In 2019, Scale AI set up a company called Smart Ecosystem Philippines to operate Remotasks within the country. In the Philippines, many of Remotasks' hires are freelance contractors not covered under labor laws. The pay for some annotation tasks dropped to less than one cent due to "vicious competition" after Remotask expanded to India as well as Venezuela. Late payments are reportedly "commonplace", and some workers received only a few percent of their promised compensation. In 2022, an Oxford Internet Institute study said Remotasks met the "minimum standards of fair work" in only one out of ten criteria.

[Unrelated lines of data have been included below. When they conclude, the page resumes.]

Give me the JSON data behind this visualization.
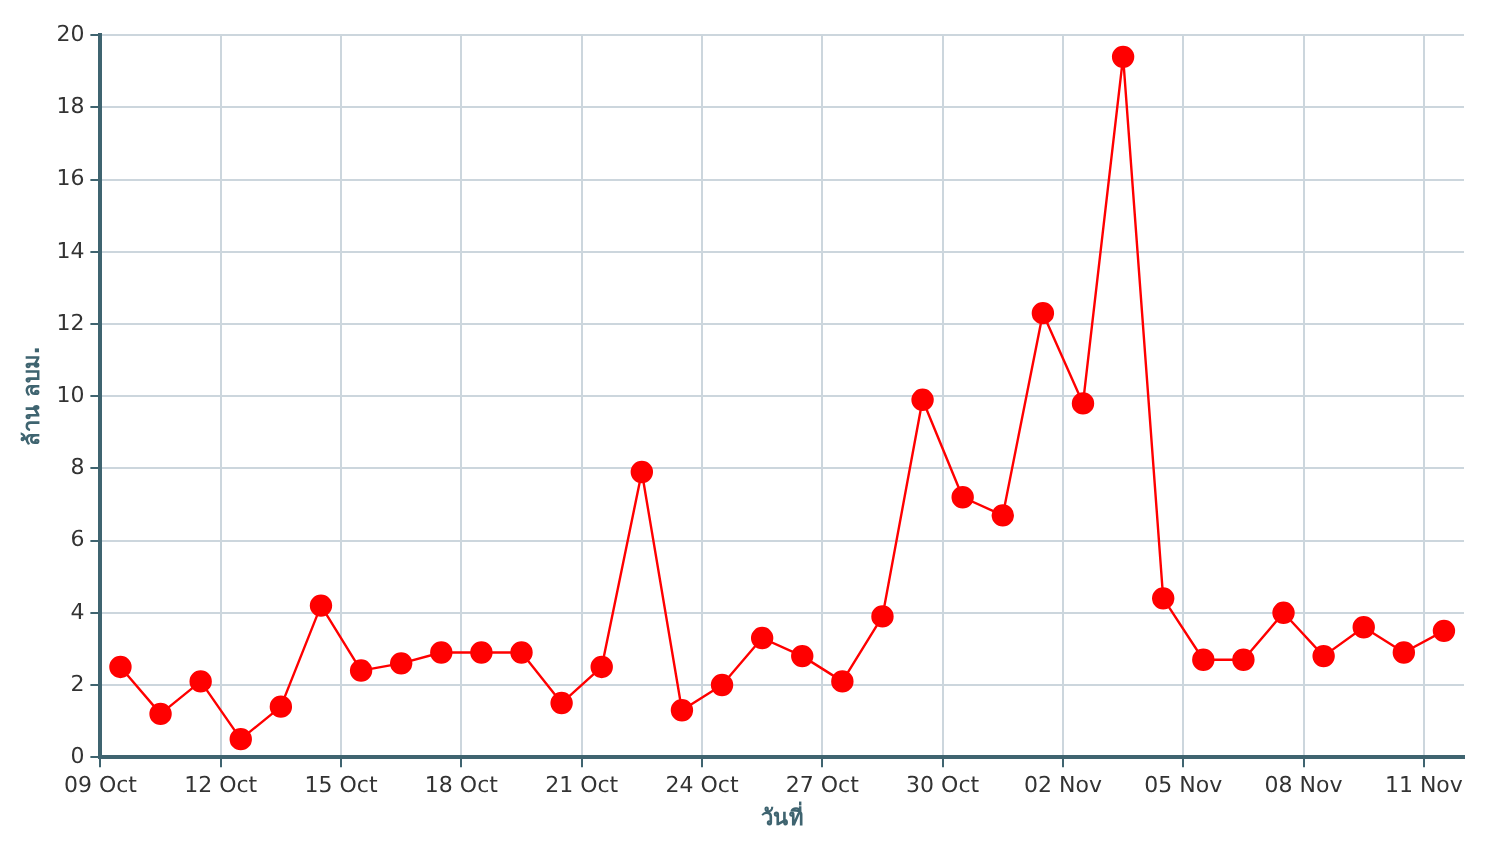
{
  "chart_data": {
    "type": "line",
    "xlabel": "วันที่",
    "ylabel": "ล้าน ลบม.",
    "x": [
      "--10-09T12:00",
      "--10-10T12:00",
      "--10-11T12:00",
      "--10-12T12:00",
      "--10-13T12:00",
      "--10-14T12:00",
      "--10-15T12:00",
      "--10-16T12:00",
      "--10-17T12:00",
      "--10-18T12:00",
      "--10-19T12:00",
      "--10-20T12:00",
      "--10-21T12:00",
      "--10-22T12:00",
      "--10-23T12:00",
      "--10-24T12:00",
      "--10-25T12:00",
      "--10-26T12:00",
      "--10-27T12:00",
      "--10-28T12:00",
      "--10-29T12:00",
      "--10-30T12:00",
      "--10-31T12:00",
      "--11-01T12:00",
      "--11-02T12:00",
      "--11-03T12:00",
      "--11-04T12:00",
      "--11-05T12:00",
      "--11-06T12:00",
      "--11-07T12:00",
      "--11-08T12:00",
      "--11-09T12:00",
      "--11-10T12:00",
      "--11-11T12:00"
    ],
    "series": [
      {
        "color": "#ff0000",
        "values": [
          2.5,
          1.2,
          2.1,
          0.5,
          1.4,
          4.2,
          2.4,
          2.6,
          2.9,
          2.9,
          2.9,
          1.5,
          2.5,
          7.9,
          1.3,
          2.0,
          3.3,
          2.8,
          2.1,
          3.9,
          9.9,
          7.2,
          6.7,
          12.3,
          9.8,
          19.4,
          4.4,
          2.7,
          2.7,
          4.0,
          2.8,
          3.6,
          2.9,
          3.5
        ]
      }
    ],
    "xlim": [
      "--10-09",
      "--11-12"
    ],
    "xticks": [
      {
        "value": "--10-09",
        "label": "09 Oct"
      },
      {
        "value": "--10-12",
        "label": "12 Oct"
      },
      {
        "value": "--10-15",
        "label": "15 Oct"
      },
      {
        "value": "--10-18",
        "label": "18 Oct"
      },
      {
        "value": "--10-21",
        "label": "21 Oct"
      },
      {
        "value": "--10-24",
        "label": "24 Oct"
      },
      {
        "value": "--10-27",
        "label": "27 Oct"
      },
      {
        "value": "--10-30",
        "label": "30 Oct"
      },
      {
        "value": "--11-02",
        "label": "02 Nov"
      },
      {
        "value": "--11-05",
        "label": "05 Nov"
      },
      {
        "value": "--11-08",
        "label": "08 Nov"
      },
      {
        "value": "--11-11",
        "label": "11 Nov"
      }
    ],
    "ylim": [
      0,
      20
    ],
    "yticks": [
      0,
      2,
      4,
      6,
      8,
      10,
      12,
      14,
      16,
      18,
      20
    ],
    "grid": true,
    "legend": false,
    "marker": "circle",
    "line_style": "solid"
  }
}
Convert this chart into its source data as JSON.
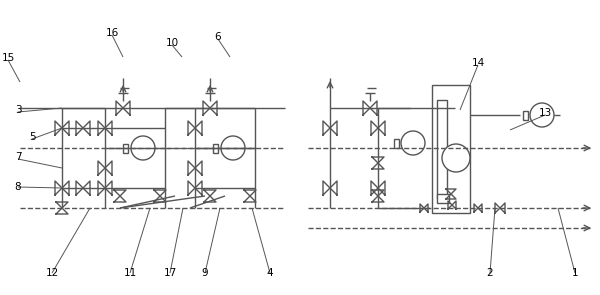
{
  "bg_color": "#ffffff",
  "line_color": "#555555",
  "text_color": "#000000",
  "fig_width": 6.0,
  "fig_height": 2.95,
  "dpi": 100
}
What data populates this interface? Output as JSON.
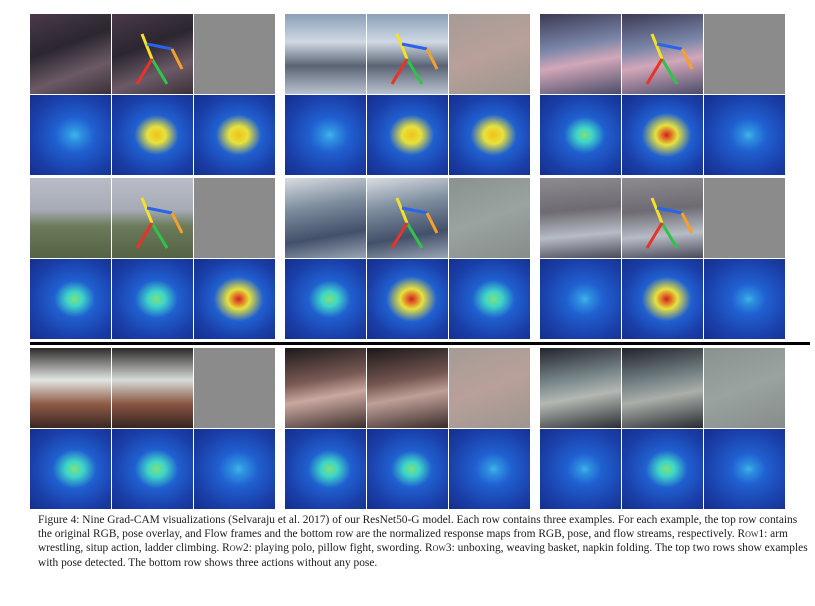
{
  "figure": {
    "caption": {
      "label": "Figure 4:",
      "text_1": " Nine Grad-CAM visualizations (Selvaraju et al. 2017) of our ResNet50-G model. Each row contains three examples. For each example, the top row contains the original RGB, pose overlay, and Flow frames and the bottom row are the normalized response maps from RGB, pose, and flow streams, respectively. ",
      "row1_label": "Row1",
      "row1_text": ": arm wrestling, situp action, ladder climbing. ",
      "row2_label": "Row2",
      "row2_text": ": playing polo, pillow fight, swording. ",
      "row3_label": "Row3",
      "row3_text": ": unboxing, weaving basket, napkin folding. The top two rows show examples with pose detected. The bottom row shows three actions without any pose."
    },
    "panels": [
      {
        "name": "arm-wrestling",
        "row": 1,
        "scene": "p-dark",
        "flow": "flow",
        "heat": [
          0.38,
          0.65,
          0.72
        ],
        "pose": true
      },
      {
        "name": "situp-action",
        "row": 1,
        "scene": "p-gym",
        "flow": "flow-warm",
        "heat": [
          0.35,
          0.7,
          0.75
        ],
        "pose": true
      },
      {
        "name": "ladder-climbing",
        "row": 1,
        "scene": "p-bed",
        "flow": "flow",
        "heat": [
          0.45,
          0.95,
          0.2
        ],
        "pose": true
      },
      {
        "name": "playing-polo",
        "row": 2,
        "scene": "p-field",
        "flow": "flow",
        "heat": [
          0.45,
          0.55,
          0.95
        ],
        "pose": true
      },
      {
        "name": "pillow-fight",
        "row": 2,
        "scene": "p-room",
        "flow": "flow-cyan",
        "heat": [
          0.5,
          1.0,
          0.55
        ],
        "pose": true
      },
      {
        "name": "swording",
        "row": 2,
        "scene": "p-fence",
        "flow": "flow",
        "heat": [
          0.2,
          0.95,
          0.1
        ],
        "pose": true
      },
      {
        "name": "unboxing",
        "row": 3,
        "scene": "p-box",
        "flow": "flow",
        "heat": [
          0.6,
          0.6,
          0.35
        ],
        "pose": false
      },
      {
        "name": "weaving-basket",
        "row": 3,
        "scene": "p-bask",
        "flow": "flow-warm",
        "heat": [
          0.55,
          0.45,
          0.2
        ],
        "pose": false
      },
      {
        "name": "napkin-folding",
        "row": 3,
        "scene": "p-napk",
        "flow": "flow-cyan",
        "heat": [
          0.1,
          0.5,
          0.1
        ],
        "pose": false
      }
    ]
  }
}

Remotasks has been criticized for obscuring its affiliation with Scale AI, opaque communications, and abrupt changes in worker access in some regions. In early 2024, the platform terminated operations in several countries, including Kenya, Nigeria, and Pakistan, citing administrative and operational considerations.

==Outlier==
Outlier is a separate contributor platform operated by Scale AI, designed for generative AI data work, particularly in the development and fine-tuning of LLMs. Contributors on Outlier typically include professionals with advanced degrees, industry expertise, and native fluency in various languages. Outlier tasks involve content evaluation and reinforcement learning from human feedback (RLHF).